10.4. Entire Agreement. These Beta Terms, together with the Platform Integration Terms and Conditions and the Moov Platform Agreement as described in Section 1.3 of these Beta Terms, constitute the entire agreement between Company and Moov in connection with the Beta Products and supersede all prior communications, correspondence, and instruments regarding any Beta Product in their entirety.
11. Definitions.
- “Applicable Law” means all applicable laws, rules, regulations, opinions, directives, and other binding requirements of, or administered or enforced by, any Governmental Authority.
- “Beta Product” has the meaning set forth in Section 1.2.
- “Beta Product Data” has the meaning set forth in Section 4.
- “Beta Terms” has the meaning set forth in the preamble.
- “Beta Test Order Form” means a document or instrument entered into by Moov and Company for the provision of the Beta Products. An order form may be: (a) a document with electronic or handwritten signatures by the parties; and/or (b) an electronic order form offered and accepted electronically within the Moov Platform or a third-party platform, such as Google Cloud Marketplace.
- “Company” has the meaning set forth in the preamble.
- “Company Customer” means: (a) any Person, other than an individual, that accesses and uses all or any part of the Company Services for commercial purposes, or (b) any individual who accesses and uses all or any part of the Company Services.
- “Company Platform” means the applications, websites, or other digital commerce technology platforms of Company.
- “Company Services” means the Company Platform, together with the products and services provided or otherwise made available by Company through the Company Platform.
- “Confidential Information” has the meaning set forth in the Platform Integration Terms and Conditions or the Moov Platform Agreement, as applicable.
- “Dispute” means any dispute, claim, or controversy arising out of or relating to any Beta Product or these Beta Terms.
- “Documentation” means the documentation, instructions, and other materials provided or otherwise made available by Moov in connection with any Beta Product, which may be modified, supplemented, or replaced by Moov from time to time.
- “Effective Date” has the meaning set forth in the preamble.
- “Feedback” means any idea, suggestion, comment, or other input regarding or relating to any Beta Product.
- “FI Partner” has the meaning set forth in Section 1.1.
- “Governmental Authority” means any relevant federal, state, or local governmental regulatory, administrative, or judicial authority.
- “Intellectual Property Rights” means any and all registered and unregistered rights granted, applied for, or otherwise now or hereafter in existence, under or related to any patent, copyright, trademark, trade secret, database protection, rights in content, or other intellectual property rights laws, and all similar or equivalent rights or forms of protection, in any part of the world.
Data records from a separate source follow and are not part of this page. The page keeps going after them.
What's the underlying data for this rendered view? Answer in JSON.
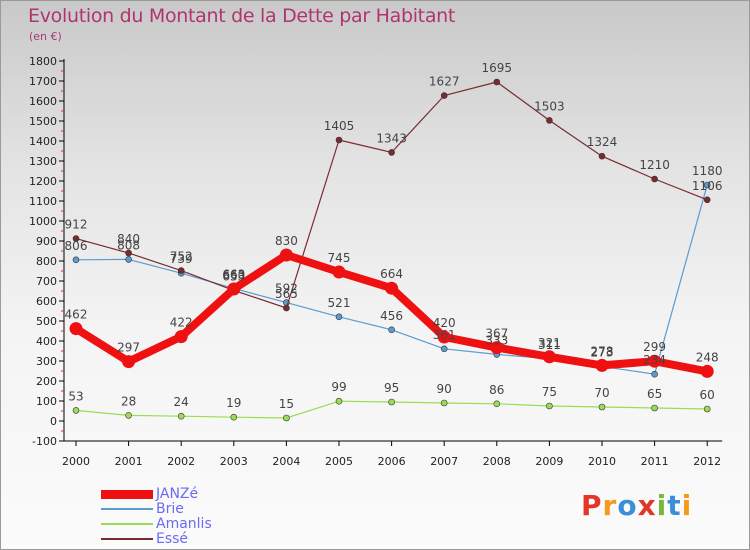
{
  "header": {
    "title": "Evolution du Montant de la Dette par Habitant",
    "subtitle": "(en €)"
  },
  "logo": {
    "text": "Proxiti",
    "colors": [
      "#e0372a",
      "#f59a1c",
      "#3a8fd8",
      "#e0372a",
      "#7ab83b",
      "#3a8fd8",
      "#f59a1c"
    ]
  },
  "chart_data": {
    "type": "line",
    "categories": [
      "2000",
      "2001",
      "2002",
      "2003",
      "2004",
      "2005",
      "2006",
      "2007",
      "2008",
      "2009",
      "2010",
      "2011",
      "2012"
    ],
    "ylim": [
      -100,
      1800
    ],
    "yticks": [
      -100,
      0,
      100,
      200,
      300,
      400,
      500,
      600,
      700,
      800,
      900,
      1000,
      1100,
      1200,
      1300,
      1400,
      1500,
      1600,
      1700,
      1800
    ],
    "grid": false,
    "legend_position": "bottom-left",
    "series": [
      {
        "name": "JANZé",
        "color": "#ef1111",
        "values": [
          462,
          297,
          422,
          660,
          830,
          745,
          664,
          420,
          367,
          321,
          278,
          299,
          248
        ]
      },
      {
        "name": "Brie",
        "color": "#5b9bd0",
        "values": [
          806,
          808,
          739,
          663,
          592,
          521,
          456,
          361,
          333,
          311,
          273,
          234,
          1180
        ]
      },
      {
        "name": "Amanlis",
        "color": "#99dd55",
        "values": [
          53,
          28,
          24,
          19,
          15,
          99,
          95,
          90,
          86,
          75,
          70,
          65,
          60
        ]
      },
      {
        "name": "Essé",
        "color": "#7a2b30",
        "values": [
          912,
          840,
          752,
          653,
          565,
          1405,
          1343,
          1627,
          1695,
          1503,
          1324,
          1210,
          1106
        ]
      }
    ]
  }
}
- “Moov” has the meaning set forth in the preamble.
- “Moov Platform” has the meaning set forth in Section 1.1.
- “Moov Platform Agreement” means the then-current version of the agreement between Moov and any Person, or among Moov, any applicable third party, and any Person, that governs such Person’s access to and use of the Moov Services, which is currently available at https://moov.io/legal/platform-agreement/, and which may be modified, supplemented, or replaced by Moov from time to time.
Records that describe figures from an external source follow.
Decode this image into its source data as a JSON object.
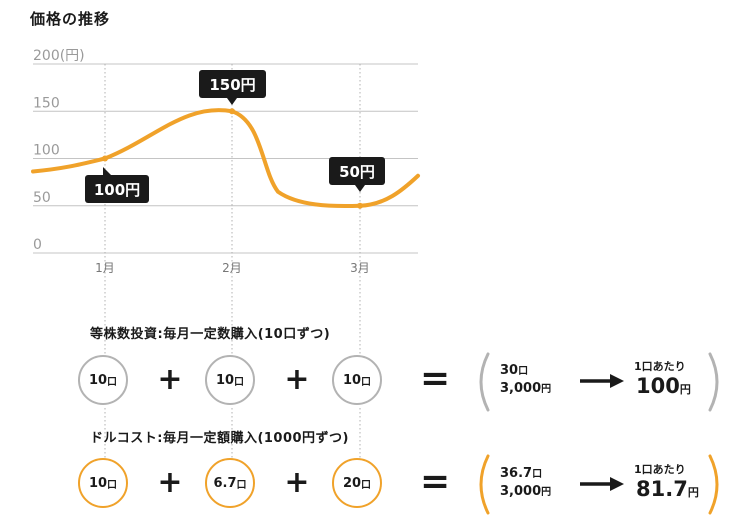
{
  "chart_data": {
    "type": "line",
    "title": "価格の推移",
    "y_axis_label": "200(円)",
    "y_ticks": [
      "0",
      "50",
      "100",
      "150"
    ],
    "ylim": [
      0,
      200
    ],
    "x_ticks": [
      "1月",
      "2月",
      "3月"
    ],
    "grid": true,
    "series": [
      {
        "values": [
          100,
          150,
          50
        ],
        "color": "#f0a22a"
      }
    ],
    "annotations": [
      "100円",
      "150円",
      "50円"
    ]
  },
  "equal_shares": {
    "label": "等株数投資:毎月一定数購入(10口ずつ)",
    "items": [
      {
        "num": "10",
        "unit": "口"
      },
      {
        "num": "10",
        "unit": "口"
      },
      {
        "num": "10",
        "unit": "口"
      }
    ],
    "total_units": {
      "num": "30",
      "unit": "口"
    },
    "total_cost": {
      "num": "3,000",
      "unit": "円"
    },
    "per_unit_label": "1口あたり",
    "per_unit_value": {
      "num": "100",
      "unit": "円"
    },
    "color": "#b3b3b3"
  },
  "dollar_cost": {
    "label": "ドルコスト:毎月一定額購入(1000円ずつ)",
    "items": [
      {
        "num": "10",
        "unit": "口"
      },
      {
        "num": "6.7",
        "unit": "口"
      },
      {
        "num": "20",
        "unit": "口"
      }
    ],
    "total_units": {
      "num": "36.7",
      "unit": "口"
    },
    "total_cost": {
      "num": "3,000",
      "unit": "円"
    },
    "per_unit_label": "1口あたり",
    "per_unit_value": {
      "num": "81.7",
      "unit": "円"
    },
    "color": "#f0a22a"
  },
  "symbols": {
    "plus": "+",
    "equals": "="
  },
  "colors": {
    "accent": "#f0a22a",
    "gray": "#b3b3b3",
    "dark": "#1a1a1a"
  }
}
- “Moov Services” has the meaning set forth in Section 1.1.
- “Person” means an individual, or a corporation, partnership, limited liability company, association, trust, unincorporated organization, or other legal entity or organization.
- “Platform Integration Terms and Conditions” means (a) the then-current version of the agreement between Moov and any Person that governs such Person’s integration of the Moov Services into the Company Platform, which is currently available at: https://moov.io/legal/platform-integration-agreement/, and which may be modified, supplemented, or replaced by Moov from time; provided, however, that if Moov and Company have executed a separate written Platform Integration Agreement in lieu of Company agreeing to the online terms, in which case Platform Integration Terms and Conditions, as used herein, shall mean such written Platform Integration Agreement.
- “Term” has the meaning set forth in Section 9.1.